I'm thinking of starting a frozen food business (selling into grocery stores) and was wondering if anyone has guidelines or an outline that explains the best way to go about doing so (hiring chefs, manufacturing equipment, etc). I was also wondering what a fair salary or price per recipe would be to pay a chef to develop each frozen recipe?

I'd really appreciate any help or advice you have!


----------



## michaelga (Jan 30, 2012)

You're kinda going about it backwards.

You see the big companies that are already involved in this business hire small armies of people to develop ideas, product, methods, packaging, manufacturing, marketing, sales and probably about a dozen other things that I missed.

Coming in and trying to compete with them is incredibly hard - it's kinda like saying how do I setup and open a 3 Michelin star restaurant and what should I pay the Chef?

It's not really going to ever work.

That said - there are many who have found a niche and then leveraged it into their dream.   Almost universally they are people who had an idea, chased it and developed it and then ended up selling it.

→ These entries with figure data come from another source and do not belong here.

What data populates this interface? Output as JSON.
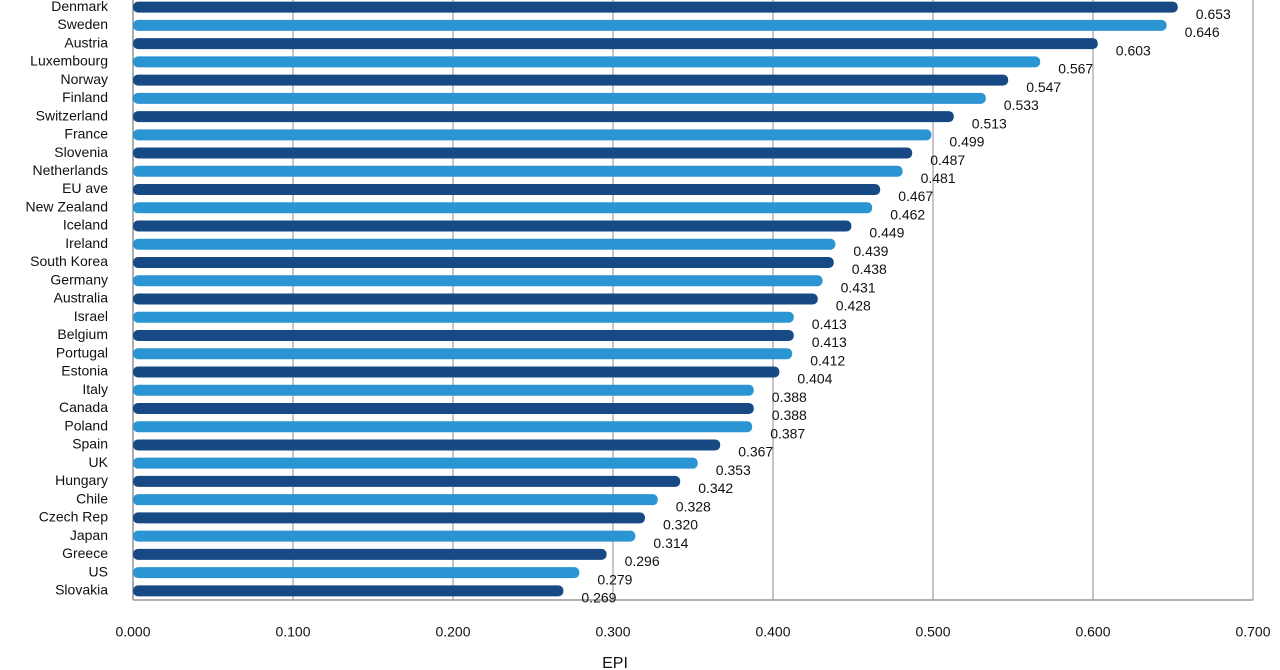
{
  "chart_data": {
    "type": "hbar",
    "x_label": "EPI",
    "categories": [
      "Denmark",
      "Sweden",
      "Austria",
      "Luxembourg",
      "Norway",
      "Finland",
      "Switzerland",
      "France",
      "Slovenia",
      "Netherlands",
      "EU ave",
      "New Zealand",
      "Iceland",
      "Ireland",
      "South Korea",
      "Germany",
      "Australia",
      "Israel",
      "Belgium",
      "Portugal",
      "Estonia",
      "Italy",
      "Canada",
      "Poland",
      "Spain",
      "UK",
      "Hungary",
      "Chile",
      "Czech Rep",
      "Japan",
      "Greece",
      "US",
      "Slovakia"
    ],
    "values": [
      0.653,
      0.646,
      0.603,
      0.567,
      0.547,
      0.533,
      0.513,
      0.499,
      0.487,
      0.481,
      0.467,
      0.462,
      0.449,
      0.439,
      0.438,
      0.431,
      0.428,
      0.413,
      0.413,
      0.412,
      0.404,
      0.388,
      0.388,
      0.387,
      0.367,
      0.353,
      0.342,
      0.328,
      0.32,
      0.314,
      0.296,
      0.279,
      0.269
    ],
    "value_labels": [
      "0.653",
      "0.646",
      "0.603",
      "0.567",
      "0.547",
      "0.533",
      "0.513",
      "0.499",
      "0.487",
      "0.481",
      "0.467",
      "0.462",
      "0.449",
      "0.439",
      "0.438",
      "0.431",
      "0.428",
      "0.413",
      "0.413",
      "0.412",
      "0.404",
      "0.388",
      "0.388",
      "0.387",
      "0.367",
      "0.353",
      "0.342",
      "0.328",
      "0.320",
      "0.314",
      "0.296",
      "0.279",
      "0.269"
    ],
    "colors": [
      "#174a85",
      "#2b95d3"
    ],
    "xlim": [
      0,
      0.7
    ],
    "xticks": [
      {
        "value": 0,
        "label": "0.000"
      },
      {
        "value": 0.1,
        "label": "0.100"
      },
      {
        "value": 0.2,
        "label": "0.200"
      },
      {
        "value": 0.3,
        "label": "0.300"
      },
      {
        "value": 0.4,
        "label": "0.400"
      },
      {
        "value": 0.5,
        "label": "0.500"
      },
      {
        "value": 0.6,
        "label": "0.600"
      },
      {
        "value": 0.7,
        "label": "0.700"
      }
    ],
    "grid": true
  }
}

Like everything great and grand it always starts small - local sales to private shops, then sales to specific areas/communities, then sales to territories, then regional sales, then the big daddy of National sales.  Some continue on to the international scene.

The frozen food market is not a niche looking for someone to fill... it is heavily saturated.   You need to have an idea to bust into that market - something that sets your product apart, something that makes it different and then you need to develop it.

Then you have to fight to make sure the big corporations don't just copy and crush you - this is usually a marketing function.

Anyway probably not what you want to hear but it's worth what you paid for it.


----------



## kuan (Jun 11, 2001)

The best way is to use a co-packer and create your own branding.  There are tons of frozen food suppliers.

Now if you want to create ready to eat meals that would be another story.


----------